One minor event that stuck out to me in a major way occurred on the Titans’ first drive of the second half. On a first down with 14:04 remaining, the offense faked a WR screen to Eric Decker, hoping to get a nibble from the 49ers’ secondary, then tried to force single deep coverage on Davis down the right sideline by using Rishard Matthews as a decoy up the seam (Got all that?). Mariota, as if there was no other option, stared Davis down the entire way and fired the pass despite outstanding man coverage by CB Ahkello Witherspoon. Fortunately for us, K’Waun Williams, who was covering Matthews, saw Mariota locking on and made a break on the ball, resulting in (what looked like) a deflection—otherwise, it appeared Witherspoon would’ve had a shot at an interception.

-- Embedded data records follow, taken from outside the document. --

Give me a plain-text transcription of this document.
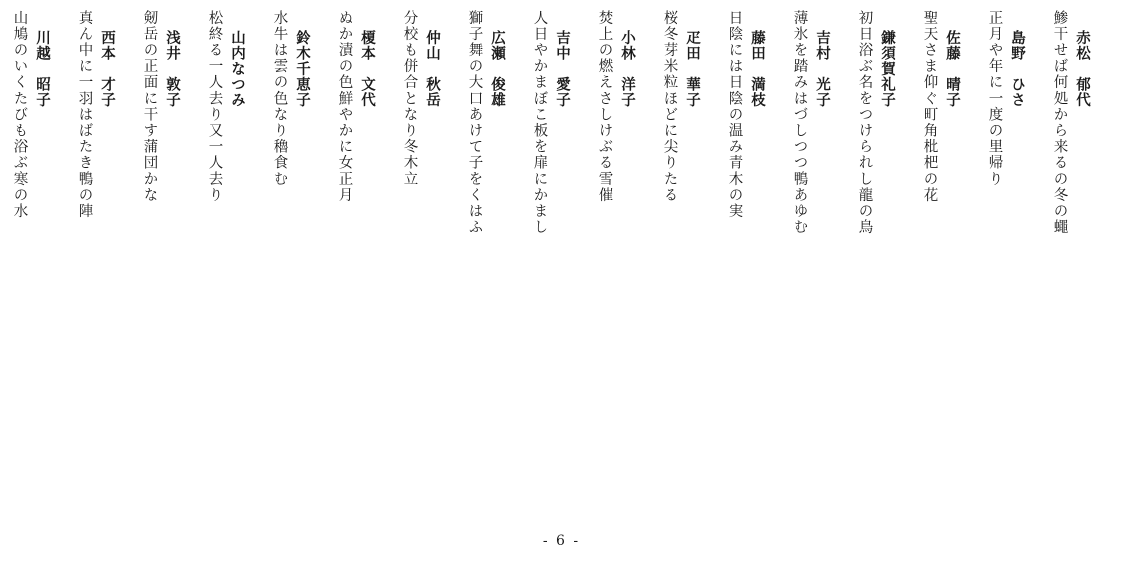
赤松　郁代
鯵干せば何処から来るの冬の蠅
島野　ひさ
正月や年に一度の里帰り
佐藤　晴子
聖天さま仰ぐ町角枇杷の花
鎌須賀礼子
初日浴ぶ名をつけられし龍の鳥
吉村　光子
薄氷を踏みはづしつつ鴨あゆむ
藤田　満枝
日陰には日陰の温み青木の実
疋田　華子
桜冬芽米粒ほどに尖りたる
小林　洋子
焚上の燃えさしけぶる雪催
吉中　愛子
人日やかまぼこ板を扉にかまし
広瀬　俊雄
獅子舞の大口あけて子をくはふ
仲山　秋岳
分校も併合となり冬木立
榎本　文代
ぬか漬の色鮮やかに女正月
鈴木千恵子
水牛は雲の色なり穭食む
山内なつみ
松終る一人去り又一人去り
浅井　敦子
剱岳の正面に干す蒲団かな
西本　才子
真ん中に一羽はばたき鴨の陣
川越　昭子
山鳩のいくたびも浴ぶ寒の水
- 6 -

It reminded me of a solid handful of other plays throughout Mariota’s Titan tenure in which the defense sniffed out a route down the right sideline, which was supposed to “sneak” open. Whether it’s a result of insistent play design or a lack of vision on Mariota’s part, the offensive braintrust needs to figure out what’s going wrong with these calls (or stop using them); they aren’t fooling anyone.
LeBeau’s Blitzes Backfire
I wrote in my matchup preview earlier this week that I had hoped Dick LeBeau would opt to backoff his recent heavy blitz usage. The 49ers’ offense is clearly predicated on getting the ball out quickly, and Jimmy Garoppolo only enhances their ability to do so with his snap, compact release.
While there were times today that blitzing caused a sack (3 total) or incompletion, it mostly occurred in Titans’ territory, with our coverage benefitting from a more compact field. When the 49ers were at or behind midfield, extra rushers just made life easier for them. This was at its most apparent on their game-winning march (sprint?), when they reached field goal range less than twenty seconds after the Titans scored. We can only speculate, but I have to wonder whether we could’ve avoided one or two of Robbie Gould’s six field goals by simply dropping seven into coverage more often at the starts of their drives.
I also have to wonder why Mike Mularkey/Terry Robiskie decided to settle for three on the Titans’ last possession, knowing that we were doing a much better job preventing touchdowns than field goals. We gave up on a chance to play to our defense’s strengths by not trying harder to push the lead to five.
Walker’s Blunders Bemuse
Delanie Walker is my favorite current Titan (Mariota’s year has made that “decision” easier). He is the only dominant player on our roster, and he plays with a swagger and attitude I wish more members of our team had. I was genuinely sad to see him err significantly twice in front of his former home crowd. While he did play a large role in our comeback later in the game, those early gaffes set us squarely behind the eight ball.
I’ll never blame him for losses—he does too much for this offense—but this isn’t the first game this season in which Walker has been, in spurts, wildly up and down. The downside to having only one great player on offense is that when DW reveals that he is, in fact, human, we appear to suffer more harshly than more balanced teams. We must see an improvement in reliability and dynamism from other members of our “O” (perhaps we can exclude Rishard Matthews) going into next year, so that the team doesn’t need Delanie to do as much, and he doesn’t feel like he has to.